Speaker
Juncai He 何俊材
Time
Tues. 9:50-11:25 am
Wed. 13:30-15:05
April 15-June 4, 2025
Venue
C654
Shuangqing Complex Building A
Course description
This course will systematically explore and analyze some key theories and algorithms in deep learning from a numerical analysis perspective. Traditionally, the foundational theory in deep learning is largely concerned with approximation and generalization error estimates for different types of neural networks. We will interpret and study these aspects through a series of more fundamental results, particularly the expressivity of neural networks.

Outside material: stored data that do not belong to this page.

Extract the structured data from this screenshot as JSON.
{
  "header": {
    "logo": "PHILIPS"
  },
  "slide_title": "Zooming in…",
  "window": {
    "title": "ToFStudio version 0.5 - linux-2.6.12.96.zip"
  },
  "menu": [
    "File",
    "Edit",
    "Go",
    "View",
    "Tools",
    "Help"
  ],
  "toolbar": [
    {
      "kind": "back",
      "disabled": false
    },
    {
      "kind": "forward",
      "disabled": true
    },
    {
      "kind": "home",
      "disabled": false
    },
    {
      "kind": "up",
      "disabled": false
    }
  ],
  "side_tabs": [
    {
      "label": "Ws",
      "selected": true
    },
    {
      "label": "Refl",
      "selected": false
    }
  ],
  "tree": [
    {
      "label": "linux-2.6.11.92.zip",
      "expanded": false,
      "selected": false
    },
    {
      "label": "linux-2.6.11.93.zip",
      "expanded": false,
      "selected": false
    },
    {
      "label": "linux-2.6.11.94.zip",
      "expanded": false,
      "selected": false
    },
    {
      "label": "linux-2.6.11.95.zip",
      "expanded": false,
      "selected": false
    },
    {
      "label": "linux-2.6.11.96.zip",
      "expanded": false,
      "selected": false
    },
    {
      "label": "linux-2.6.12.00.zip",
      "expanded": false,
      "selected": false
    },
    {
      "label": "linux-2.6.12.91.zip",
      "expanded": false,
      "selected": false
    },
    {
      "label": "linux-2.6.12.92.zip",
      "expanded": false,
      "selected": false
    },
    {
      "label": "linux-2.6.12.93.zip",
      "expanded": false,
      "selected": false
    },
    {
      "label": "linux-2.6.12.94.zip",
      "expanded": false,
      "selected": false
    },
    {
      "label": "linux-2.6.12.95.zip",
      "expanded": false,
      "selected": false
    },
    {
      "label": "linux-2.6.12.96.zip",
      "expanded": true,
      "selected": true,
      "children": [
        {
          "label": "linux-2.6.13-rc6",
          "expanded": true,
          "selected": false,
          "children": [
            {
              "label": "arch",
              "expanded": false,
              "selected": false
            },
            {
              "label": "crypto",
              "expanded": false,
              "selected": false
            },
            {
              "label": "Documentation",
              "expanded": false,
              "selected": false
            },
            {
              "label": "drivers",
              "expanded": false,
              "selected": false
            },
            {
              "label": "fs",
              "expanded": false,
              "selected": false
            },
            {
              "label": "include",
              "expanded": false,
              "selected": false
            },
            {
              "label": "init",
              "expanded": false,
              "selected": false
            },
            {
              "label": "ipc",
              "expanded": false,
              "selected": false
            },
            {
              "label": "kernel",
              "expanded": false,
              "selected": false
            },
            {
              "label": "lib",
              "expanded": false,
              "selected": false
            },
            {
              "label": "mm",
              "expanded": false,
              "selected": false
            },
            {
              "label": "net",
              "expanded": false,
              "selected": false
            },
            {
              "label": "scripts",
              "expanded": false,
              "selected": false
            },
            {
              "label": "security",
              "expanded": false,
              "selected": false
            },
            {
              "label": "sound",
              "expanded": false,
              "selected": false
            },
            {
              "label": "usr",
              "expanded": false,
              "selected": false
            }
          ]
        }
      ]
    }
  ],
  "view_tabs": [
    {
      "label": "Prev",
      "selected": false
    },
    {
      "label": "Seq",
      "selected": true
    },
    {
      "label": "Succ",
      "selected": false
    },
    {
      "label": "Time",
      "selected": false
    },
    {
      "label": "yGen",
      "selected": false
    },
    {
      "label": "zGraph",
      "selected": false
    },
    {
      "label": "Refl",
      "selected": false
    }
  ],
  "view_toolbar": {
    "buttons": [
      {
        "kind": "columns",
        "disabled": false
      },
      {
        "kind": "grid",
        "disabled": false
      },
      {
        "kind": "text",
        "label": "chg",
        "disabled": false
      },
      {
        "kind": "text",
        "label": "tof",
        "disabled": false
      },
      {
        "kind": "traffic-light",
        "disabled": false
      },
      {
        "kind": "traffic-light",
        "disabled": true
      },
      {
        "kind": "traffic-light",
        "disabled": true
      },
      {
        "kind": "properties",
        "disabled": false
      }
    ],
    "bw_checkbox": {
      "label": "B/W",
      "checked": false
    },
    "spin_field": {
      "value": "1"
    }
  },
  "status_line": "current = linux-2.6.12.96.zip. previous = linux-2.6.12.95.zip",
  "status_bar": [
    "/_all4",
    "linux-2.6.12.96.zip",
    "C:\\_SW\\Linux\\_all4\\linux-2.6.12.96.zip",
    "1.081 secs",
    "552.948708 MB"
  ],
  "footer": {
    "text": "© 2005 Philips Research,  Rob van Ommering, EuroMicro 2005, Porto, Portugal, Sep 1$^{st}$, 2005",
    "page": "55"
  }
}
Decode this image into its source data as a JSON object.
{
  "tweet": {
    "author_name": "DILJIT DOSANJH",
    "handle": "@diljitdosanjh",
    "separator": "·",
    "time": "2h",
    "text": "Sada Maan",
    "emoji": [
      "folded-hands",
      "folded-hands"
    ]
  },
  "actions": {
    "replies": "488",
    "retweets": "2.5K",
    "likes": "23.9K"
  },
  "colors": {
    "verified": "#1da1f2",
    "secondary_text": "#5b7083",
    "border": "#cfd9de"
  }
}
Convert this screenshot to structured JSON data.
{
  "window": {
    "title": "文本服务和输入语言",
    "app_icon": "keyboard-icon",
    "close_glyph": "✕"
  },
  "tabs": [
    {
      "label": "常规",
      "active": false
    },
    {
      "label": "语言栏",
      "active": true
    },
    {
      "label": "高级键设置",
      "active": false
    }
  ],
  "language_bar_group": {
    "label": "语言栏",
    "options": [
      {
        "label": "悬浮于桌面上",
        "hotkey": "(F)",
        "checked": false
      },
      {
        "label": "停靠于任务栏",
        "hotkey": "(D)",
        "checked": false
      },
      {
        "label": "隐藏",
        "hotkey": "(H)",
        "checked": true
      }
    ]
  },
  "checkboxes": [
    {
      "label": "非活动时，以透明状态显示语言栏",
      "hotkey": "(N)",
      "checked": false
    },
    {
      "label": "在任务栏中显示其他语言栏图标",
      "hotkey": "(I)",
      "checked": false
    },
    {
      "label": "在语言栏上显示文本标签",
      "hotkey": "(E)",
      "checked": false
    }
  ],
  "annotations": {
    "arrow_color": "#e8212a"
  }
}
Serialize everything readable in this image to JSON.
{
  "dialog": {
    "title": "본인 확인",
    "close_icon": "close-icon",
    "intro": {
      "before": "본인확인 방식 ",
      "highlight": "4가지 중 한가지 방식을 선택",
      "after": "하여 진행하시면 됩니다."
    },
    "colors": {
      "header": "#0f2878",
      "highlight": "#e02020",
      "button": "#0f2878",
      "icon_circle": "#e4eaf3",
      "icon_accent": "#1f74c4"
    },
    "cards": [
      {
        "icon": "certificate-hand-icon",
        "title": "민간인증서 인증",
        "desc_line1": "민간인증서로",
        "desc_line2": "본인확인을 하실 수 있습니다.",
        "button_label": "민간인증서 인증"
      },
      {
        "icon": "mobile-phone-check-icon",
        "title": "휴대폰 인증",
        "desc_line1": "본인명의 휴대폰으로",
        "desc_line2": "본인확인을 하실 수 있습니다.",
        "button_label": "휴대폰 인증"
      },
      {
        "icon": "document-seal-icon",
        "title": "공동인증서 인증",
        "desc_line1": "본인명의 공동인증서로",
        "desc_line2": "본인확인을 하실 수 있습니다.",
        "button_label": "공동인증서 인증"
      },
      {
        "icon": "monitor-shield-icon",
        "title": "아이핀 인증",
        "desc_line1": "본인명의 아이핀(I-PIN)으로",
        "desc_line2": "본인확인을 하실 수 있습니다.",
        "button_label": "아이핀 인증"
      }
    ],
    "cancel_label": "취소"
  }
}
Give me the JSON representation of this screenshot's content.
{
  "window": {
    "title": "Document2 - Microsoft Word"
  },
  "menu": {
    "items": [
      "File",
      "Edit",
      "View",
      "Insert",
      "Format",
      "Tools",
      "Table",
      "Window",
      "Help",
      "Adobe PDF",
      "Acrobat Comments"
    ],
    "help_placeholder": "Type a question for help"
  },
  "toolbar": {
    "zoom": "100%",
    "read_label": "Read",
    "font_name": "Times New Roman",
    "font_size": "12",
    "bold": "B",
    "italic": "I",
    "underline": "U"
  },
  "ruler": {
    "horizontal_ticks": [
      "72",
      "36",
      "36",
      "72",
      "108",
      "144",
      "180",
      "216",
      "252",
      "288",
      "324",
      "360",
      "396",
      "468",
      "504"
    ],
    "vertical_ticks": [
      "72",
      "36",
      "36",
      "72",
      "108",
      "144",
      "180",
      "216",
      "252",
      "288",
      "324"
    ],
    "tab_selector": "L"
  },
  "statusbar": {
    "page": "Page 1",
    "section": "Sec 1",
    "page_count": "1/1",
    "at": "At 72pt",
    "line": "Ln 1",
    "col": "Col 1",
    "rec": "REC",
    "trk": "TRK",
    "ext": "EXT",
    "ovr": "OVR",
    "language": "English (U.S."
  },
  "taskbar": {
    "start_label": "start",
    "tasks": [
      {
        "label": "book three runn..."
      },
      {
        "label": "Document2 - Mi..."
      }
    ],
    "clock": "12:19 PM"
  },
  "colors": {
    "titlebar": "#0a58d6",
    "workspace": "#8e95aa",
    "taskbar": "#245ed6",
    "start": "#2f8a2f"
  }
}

We will begin by presenting and proving a series of results on the connections between classical function classes in numerical analysis and deep neural networks with ReLU and ReLU$^k$ activation functions. Building on these foundational results, we will decompose various error estimates into more fundamental components related to the representational and interpolation capabilities of neural networks.
Regarding models, algorithms, and network architectures in deep learning, we will analyze them through the lens of multilevel algorithms, a well-established framework in numerical partial differential equations, particularly multigrid methods. If time permits, we will also discuss some fundamental ideas, properties, and theoretical aspects of Transformers in large language models.
Prerequisite:
Calculus, Linear Algebra, Basics of Numerical Analysis and Differential Equations
Reference:
1. Anthony, Martin, and Peter L. Bartlett. Neural Network Learning: Theoretical Foundations. Cambridge University Press, 2009.
2. Goodfellow, Ian, Yoshua Bengio, Aaron Courville, and Yoshua Bengio. Deep learning. Vol. 1, no. 2. Cambridge: MIT Press, 2016.
3. Papers by the instructor about this topic.
Target Audience:
Undergraduate and Graduate Students
About the Speaker
I am currently an Assistant Professor at Yau Mathematical Sciences Center at Tsinghua University. Before that, I was a research scientist in Computer, Electrical and Mathematical Science and Engineering Division (CEMSE) at King Abdullah University of Science and Technology (KAUST).
I received a B.S. degree in Mathematics and Applied Mathematics from Sichuan University in 2014. In the Summer of 2019, I received my Ph.D. degree in Computational Mathematics under the supervision of Prof. Jinchao Xu and Prof. Jun Hu at Peking University in Beijing, China. From 2019 to 2020, I worked as a Postdoctoral Scholar supervised by Prof. Jinchao Xu in the Department of Mathematics at The Pennsylvania State University, University Park. From 2020 to 2022, I was an R.H. Bing postdoctoral fellow working with Prof. Richard Tsai and Prof. Rachel Ward in the Department of Mathematics at UT Austin, Austin.
Research:
· Deep Learning, Stochastic Optimization.
· Numerical Analysis, Finite Element Methods, Multigrid Methods.